Thursday, November 29, 2018

Life seems hopeless for many

Suicides and drug overdoses pushed up U.S. deaths last year, and drove a continuing decline in how long Americans are expected to live.

For decades, U.S. life expectancy was on the upswing, rising a few months nearly every year. Now it’s trending the other way: It fell in 2015, stayed level in 2016, and declined again last year, the CDC (Center for Disease Control) said. The nation is in the longest period of a generally declining life expectancy since the late 1910s, when World War I and the worst flu pandemic in modern history combined to kill nearly 1 million Americans.

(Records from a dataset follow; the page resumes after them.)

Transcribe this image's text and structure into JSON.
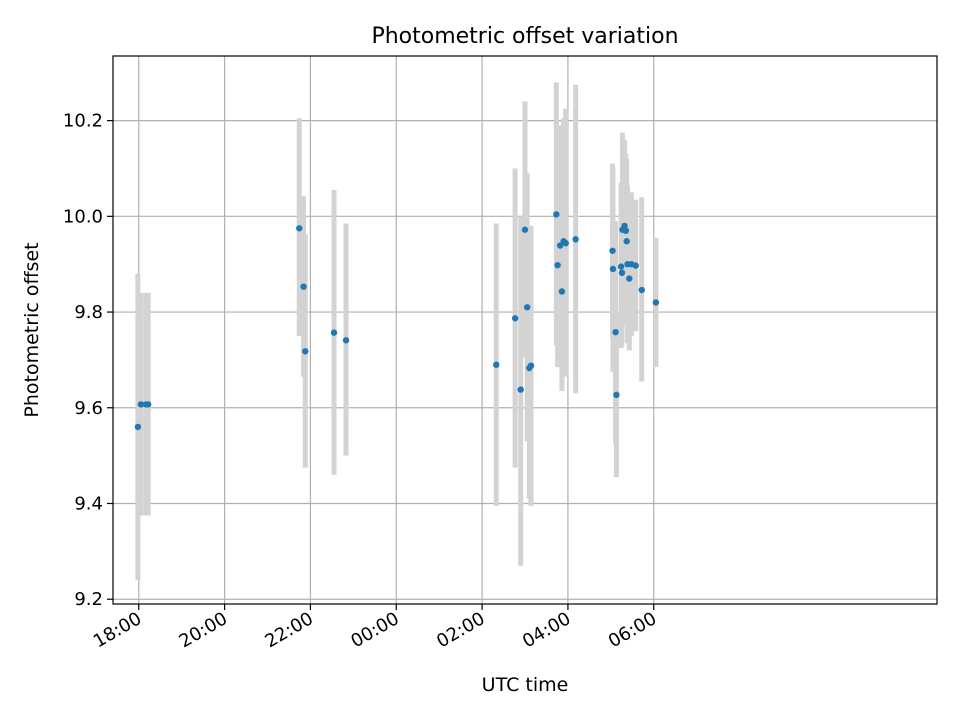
{
  "chart_data": {
    "type": "scatter",
    "title": "Photometric offset variation",
    "xlabel": "UTC time",
    "ylabel": "Photometric offset",
    "x_unit": "hours since 18:00 UTC",
    "xlim": [
      -0.6,
      18.6
    ],
    "ylim": [
      9.19,
      10.335
    ],
    "grid": true,
    "colors": {
      "points": "#1f77b4",
      "errorbars": "#d3d3d3",
      "grid": "#b0b0b0",
      "axes": "#000000"
    },
    "x_ticks": [
      {
        "value": 0,
        "label": "18:00"
      },
      {
        "value": 2,
        "label": "20:00"
      },
      {
        "value": 4,
        "label": "22:00"
      },
      {
        "value": 6,
        "label": "00:00"
      },
      {
        "value": 8,
        "label": "02:00"
      },
      {
        "value": 10,
        "label": "04:00"
      },
      {
        "value": 12,
        "label": "06:00"
      }
    ],
    "y_ticks": [
      {
        "value": 9.2,
        "label": "9.2"
      },
      {
        "value": 9.4,
        "label": "9.4"
      },
      {
        "value": 9.6,
        "label": "9.6"
      },
      {
        "value": 9.8,
        "label": "9.8"
      },
      {
        "value": 10.0,
        "label": "10.0"
      },
      {
        "value": 10.2,
        "label": "10.2"
      }
    ],
    "points": [
      {
        "x": -0.02,
        "y": 9.56,
        "lo": 9.24,
        "hi": 9.88
      },
      {
        "x": 0.05,
        "y": 9.607,
        "lo": 9.375,
        "hi": 9.84
      },
      {
        "x": 0.17,
        "y": 9.607,
        "lo": 9.375,
        "hi": 9.84
      },
      {
        "x": 0.22,
        "y": 9.607,
        "lo": 9.375,
        "hi": 9.84
      },
      {
        "x": 3.74,
        "y": 9.975,
        "lo": 9.75,
        "hi": 10.205
      },
      {
        "x": 3.84,
        "y": 9.853,
        "lo": 9.665,
        "hi": 10.042
      },
      {
        "x": 3.88,
        "y": 9.718,
        "lo": 9.475,
        "hi": 9.962
      },
      {
        "x": 4.55,
        "y": 9.757,
        "lo": 9.46,
        "hi": 10.055
      },
      {
        "x": 4.83,
        "y": 9.741,
        "lo": 9.5,
        "hi": 9.985
      },
      {
        "x": 8.33,
        "y": 9.69,
        "lo": 9.395,
        "hi": 9.985
      },
      {
        "x": 8.77,
        "y": 9.787,
        "lo": 9.475,
        "hi": 10.1
      },
      {
        "x": 8.9,
        "y": 9.638,
        "lo": 9.27,
        "hi": 10.0
      },
      {
        "x": 9.0,
        "y": 9.972,
        "lo": 9.705,
        "hi": 10.24
      },
      {
        "x": 9.05,
        "y": 9.81,
        "lo": 9.53,
        "hi": 10.09
      },
      {
        "x": 9.1,
        "y": 9.683,
        "lo": 9.41,
        "hi": 9.965
      },
      {
        "x": 9.14,
        "y": 9.688,
        "lo": 9.395,
        "hi": 9.98
      },
      {
        "x": 9.73,
        "y": 10.004,
        "lo": 9.73,
        "hi": 10.28
      },
      {
        "x": 9.76,
        "y": 9.898,
        "lo": 9.685,
        "hi": 10.115
      },
      {
        "x": 9.82,
        "y": 9.939,
        "lo": 9.69,
        "hi": 10.19
      },
      {
        "x": 9.86,
        "y": 9.843,
        "lo": 9.635,
        "hi": 10.05
      },
      {
        "x": 9.9,
        "y": 9.948,
        "lo": 9.69,
        "hi": 10.205
      },
      {
        "x": 9.95,
        "y": 9.944,
        "lo": 9.665,
        "hi": 10.225
      },
      {
        "x": 10.18,
        "y": 9.952,
        "lo": 9.63,
        "hi": 10.275
      },
      {
        "x": 11.04,
        "y": 9.928,
        "lo": 9.745,
        "hi": 10.11
      },
      {
        "x": 11.05,
        "y": 9.89,
        "lo": 9.675,
        "hi": 10.1
      },
      {
        "x": 11.11,
        "y": 9.758,
        "lo": 9.525,
        "hi": 9.99
      },
      {
        "x": 11.13,
        "y": 9.627,
        "lo": 9.455,
        "hi": 9.8
      },
      {
        "x": 11.24,
        "y": 9.895,
        "lo": 9.725,
        "hi": 10.07
      },
      {
        "x": 11.26,
        "y": 9.882,
        "lo": 9.73,
        "hi": 10.035
      },
      {
        "x": 11.27,
        "y": 9.972,
        "lo": 9.77,
        "hi": 10.175
      },
      {
        "x": 11.32,
        "y": 9.98,
        "lo": 9.805,
        "hi": 10.16
      },
      {
        "x": 11.35,
        "y": 9.97,
        "lo": 9.81,
        "hi": 10.13
      },
      {
        "x": 11.37,
        "y": 9.948,
        "lo": 9.775,
        "hi": 10.12
      },
      {
        "x": 11.39,
        "y": 9.9,
        "lo": 9.735,
        "hi": 10.065
      },
      {
        "x": 11.43,
        "y": 9.87,
        "lo": 9.72,
        "hi": 10.03
      },
      {
        "x": 11.48,
        "y": 9.9,
        "lo": 9.75,
        "hi": 10.05
      },
      {
        "x": 11.58,
        "y": 9.897,
        "lo": 9.76,
        "hi": 10.035
      },
      {
        "x": 11.72,
        "y": 9.846,
        "lo": 9.655,
        "hi": 10.04
      },
      {
        "x": 12.05,
        "y": 9.82,
        "lo": 9.685,
        "hi": 9.955
      }
    ]
  }
}
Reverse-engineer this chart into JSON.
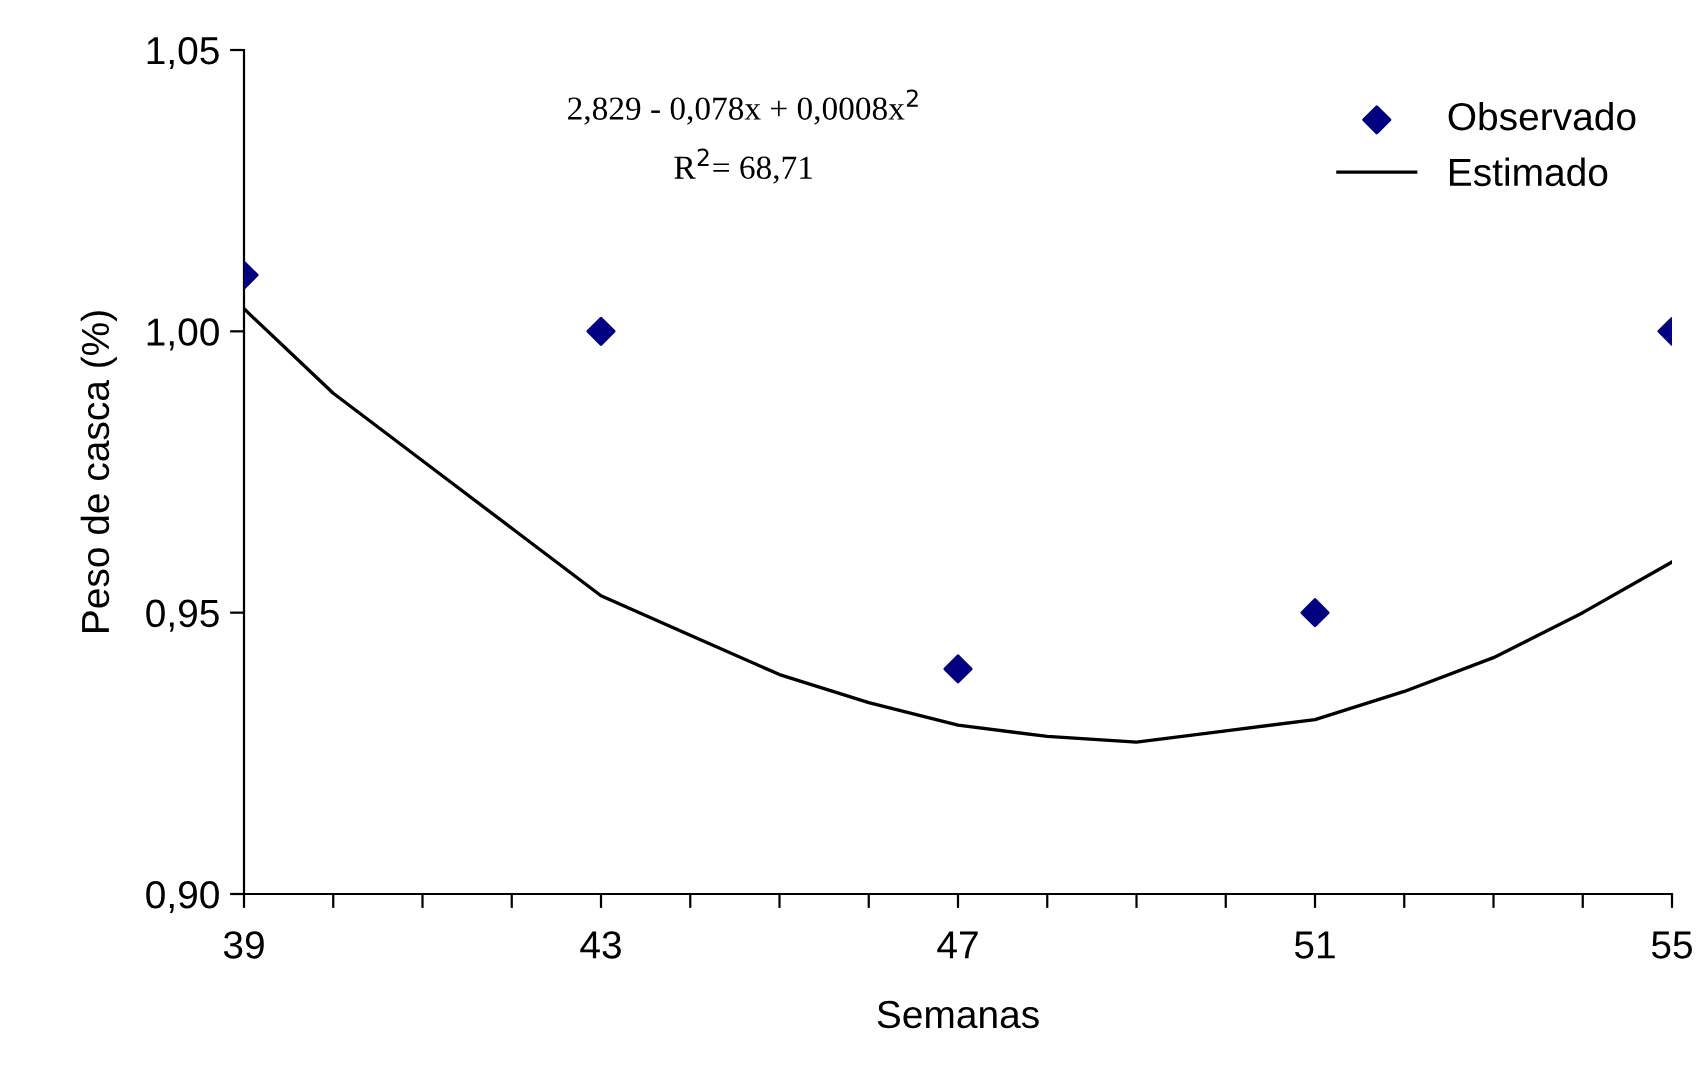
{
  "chart_data": {
    "type": "scatter",
    "xlabel": "Semanas",
    "ylabel": "Peso de casca (%)",
    "annotations": [
      "2,829 - 0,078x + 0,0008x$^{2}$",
      "R$^{2}$= 68,71"
    ],
    "series": [
      {
        "name": "Observado",
        "color": "#000080",
        "marker": "diamond",
        "x": [
          39,
          43,
          47,
          51,
          55
        ],
        "values": [
          1.01,
          1.0,
          0.94,
          0.95,
          1.0
        ]
      },
      {
        "name": "Estimado",
        "type": "line",
        "color": "#000000",
        "marker": "none",
        "line_style": "solid",
        "x": [
          39,
          40,
          41,
          42,
          43,
          44,
          45,
          46,
          47,
          48,
          49,
          50,
          51,
          52,
          53,
          54,
          55
        ],
        "values": [
          1.004,
          0.989,
          0.977,
          0.965,
          0.953,
          0.946,
          0.939,
          0.934,
          0.93,
          0.928,
          0.927,
          0.929,
          0.931,
          0.936,
          0.942,
          0.95,
          0.959
        ]
      }
    ],
    "xlim": [
      39,
      55
    ],
    "xticks": [
      39,
      {
        "value": 40,
        "label": null
      },
      {
        "value": 41,
        "label": null
      },
      {
        "value": 42,
        "label": null
      },
      43,
      {
        "value": 44,
        "label": null
      },
      {
        "value": 45,
        "label": null
      },
      {
        "value": 46,
        "label": null
      },
      47,
      {
        "value": 48,
        "label": null
      },
      {
        "value": 49,
        "label": null
      },
      {
        "value": 50,
        "label": null
      },
      51,
      {
        "value": 52,
        "label": null
      },
      {
        "value": 53,
        "label": null
      },
      {
        "value": 54,
        "label": null
      },
      55
    ],
    "ylim": [
      0.9,
      1.05
    ],
    "yticks": [
      {
        "value": 0.9,
        "label": "0,90"
      },
      {
        "value": 0.95,
        "label": "0,95"
      },
      {
        "value": 1.0,
        "label": "1,00"
      },
      {
        "value": 1.05,
        "label": "1,05"
      }
    ],
    "grid": false,
    "legend": "top right"
  }
}
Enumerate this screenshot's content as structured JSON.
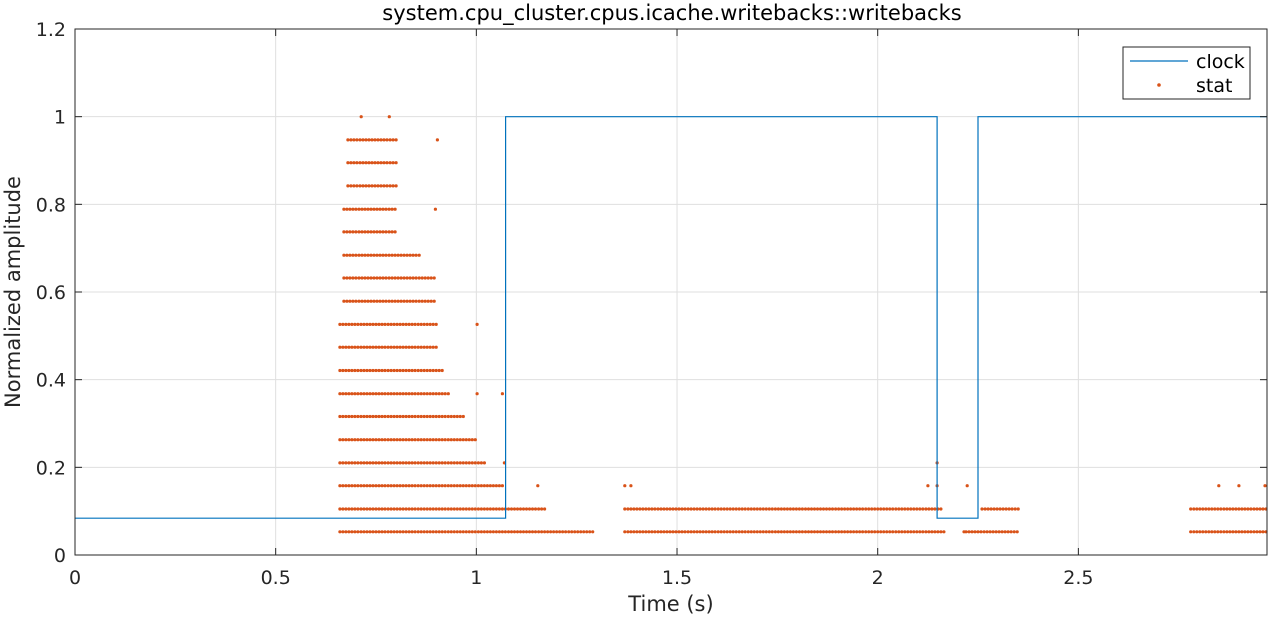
{
  "chart_data": {
    "type": "scatter",
    "title": "system.cpu_cluster.cpus.icache.writebacks::writebacks",
    "xlabel": "Time (s)",
    "ylabel": "Normalized amplitude",
    "xlim": [
      0,
      2.97
    ],
    "ylim": [
      0,
      1.2
    ],
    "xticks": [
      0,
      0.5,
      1,
      1.5,
      2,
      2.5
    ],
    "xtick_labels": [
      "0",
      "0.5",
      "1",
      "1.5",
      "2",
      "2.5"
    ],
    "yticks": [
      0,
      0.2,
      0.4,
      0.6,
      0.8,
      1,
      1.2
    ],
    "ytick_labels": [
      "0",
      "0.2",
      "0.4",
      "0.6",
      "0.8",
      "1",
      "1.2"
    ],
    "grid": true,
    "legend_position": "top-right",
    "colors": {
      "clock": "#0072BD",
      "stat": "#D95319"
    },
    "series": [
      {
        "name": "clock",
        "style": "step-line",
        "x": [
          0,
          1.073,
          1.073,
          2.148,
          2.148,
          2.25,
          2.25,
          2.97
        ],
        "y": [
          0.084,
          0.084,
          1,
          1,
          0.084,
          0.084,
          1,
          1
        ]
      },
      {
        "name": "stat",
        "style": "dots",
        "clusters": [
          {
            "x_start": 0.66,
            "x_end": 1.29,
            "y": 0.053
          },
          {
            "x_start": 1.37,
            "x_end": 2.17,
            "y": 0.053
          },
          {
            "x_start": 2.22,
            "x_end": 2.35,
            "y": 0.053
          },
          {
            "x_start": 2.78,
            "x_end": 2.97,
            "y": 0.053
          },
          {
            "x_start": 0.66,
            "x_end": 1.17,
            "y": 0.105
          },
          {
            "x_start": 1.37,
            "x_end": 2.16,
            "y": 0.105
          },
          {
            "x_start": 2.26,
            "x_end": 2.35,
            "y": 0.105
          },
          {
            "x_start": 2.78,
            "x_end": 2.97,
            "y": 0.105
          },
          {
            "x_start": 0.66,
            "x_end": 1.07,
            "y": 0.158
          },
          {
            "x_start": 0.66,
            "x_end": 1.02,
            "y": 0.21
          },
          {
            "x_start": 0.66,
            "x_end": 1.0,
            "y": 0.263
          },
          {
            "x_start": 0.66,
            "x_end": 0.97,
            "y": 0.316
          },
          {
            "x_start": 0.66,
            "x_end": 0.93,
            "y": 0.368
          },
          {
            "x_start": 0.66,
            "x_end": 0.92,
            "y": 0.421
          },
          {
            "x_start": 0.66,
            "x_end": 0.9,
            "y": 0.474
          },
          {
            "x_start": 0.66,
            "x_end": 0.9,
            "y": 0.526
          },
          {
            "x_start": 0.67,
            "x_end": 0.9,
            "y": 0.579
          },
          {
            "x_start": 0.67,
            "x_end": 0.9,
            "y": 0.632
          },
          {
            "x_start": 0.67,
            "x_end": 0.86,
            "y": 0.684
          },
          {
            "x_start": 0.67,
            "x_end": 0.8,
            "y": 0.737
          },
          {
            "x_start": 0.67,
            "x_end": 0.8,
            "y": 0.789
          },
          {
            "x_start": 0.68,
            "x_end": 0.8,
            "y": 0.842
          },
          {
            "x_start": 0.68,
            "x_end": 0.8,
            "y": 0.895
          },
          {
            "x_start": 0.68,
            "x_end": 0.8,
            "y": 0.947
          }
        ],
        "points": [
          [
            0.713,
            1.0
          ],
          [
            0.783,
            1.0
          ],
          [
            0.903,
            0.947
          ],
          [
            0.898,
            0.789
          ],
          [
            1.002,
            0.526
          ],
          [
            1.002,
            0.368
          ],
          [
            1.065,
            0.368
          ],
          [
            1.07,
            0.21
          ],
          [
            1.153,
            0.158
          ],
          [
            1.37,
            0.158
          ],
          [
            1.385,
            0.158
          ],
          [
            2.148,
            0.21
          ],
          [
            2.148,
            0.158
          ],
          [
            2.223,
            0.158
          ],
          [
            2.85,
            0.158
          ],
          [
            2.9,
            0.158
          ],
          [
            2.965,
            0.158
          ],
          [
            2.125,
            0.158
          ],
          [
            2.215,
            0.053
          ]
        ]
      }
    ]
  }
}
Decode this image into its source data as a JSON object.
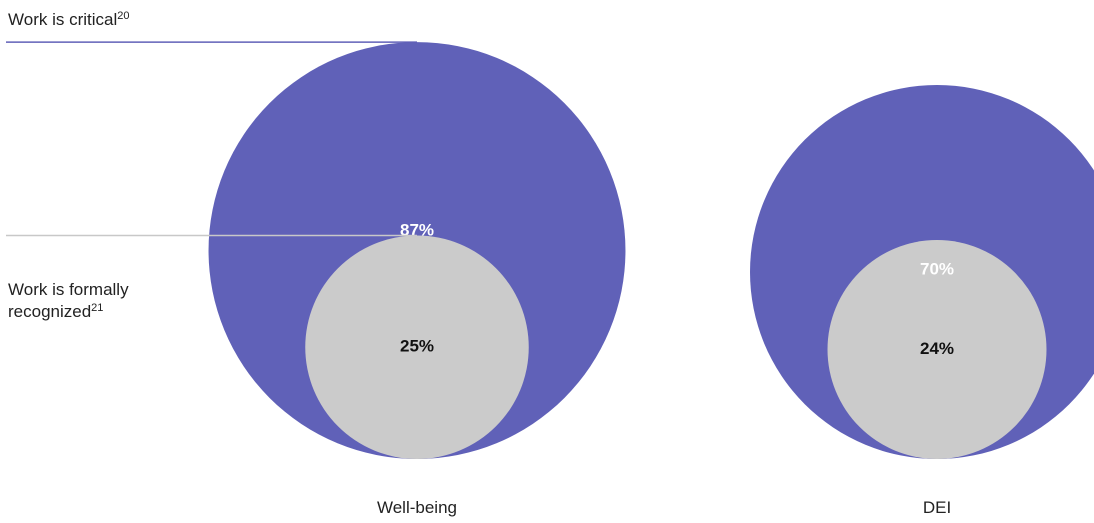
{
  "chart_data": {
    "type": "bubble",
    "categories": [
      "Well-being",
      "DEI"
    ],
    "series": [
      {
        "name": "Work is critical",
        "footnote": "20",
        "values": [
          87,
          70
        ],
        "labels": [
          "87%",
          "70%"
        ],
        "color": "#6061b8"
      },
      {
        "name": "Work is formally recognized",
        "footnote": "21",
        "values": [
          25,
          24
        ],
        "labels": [
          "25%",
          "24%"
        ],
        "color": "#cbcbcb"
      }
    ],
    "legend": {
      "critical_label": "Work is critical",
      "critical_sup": "20",
      "recognized_label_line1": "Work is formally",
      "recognized_label_line2": "recognized",
      "recognized_sup": "21",
      "placement": "left"
    },
    "colors": {
      "outer": "#6061b8",
      "inner": "#cbcbcb",
      "outer_text": "#ffffff",
      "inner_text": "#111111",
      "leader_critical": "#6061b8",
      "leader_recognized": "#c8c8c8"
    },
    "grid": false
  }
}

The suicide death rate last year was the highest it’s been in at least 50 years, according to U.S. government records. There were more than 47,000 suicides, up from a little under 45,000 the year before. Drug overdose deaths also continued to climb, surpassing 70,000 last year, in the midst of the deadliest drug overdose epidemic in U.S. history. The death rate rose 10 percent from the previous year.
CDC officials did not speculate about what’s behind declining life expectancy, but Dr. William Dietz, a disease prevention expert at George Washington University, sees a sense of hopelessness.
Financial struggles, a widening income gap and divisive politics are all casting a pall over many Americans, he suggested. “I really do believe that people are increasingly hopeless, and that that leads to drug use, it leads potentially to suicide,” he said.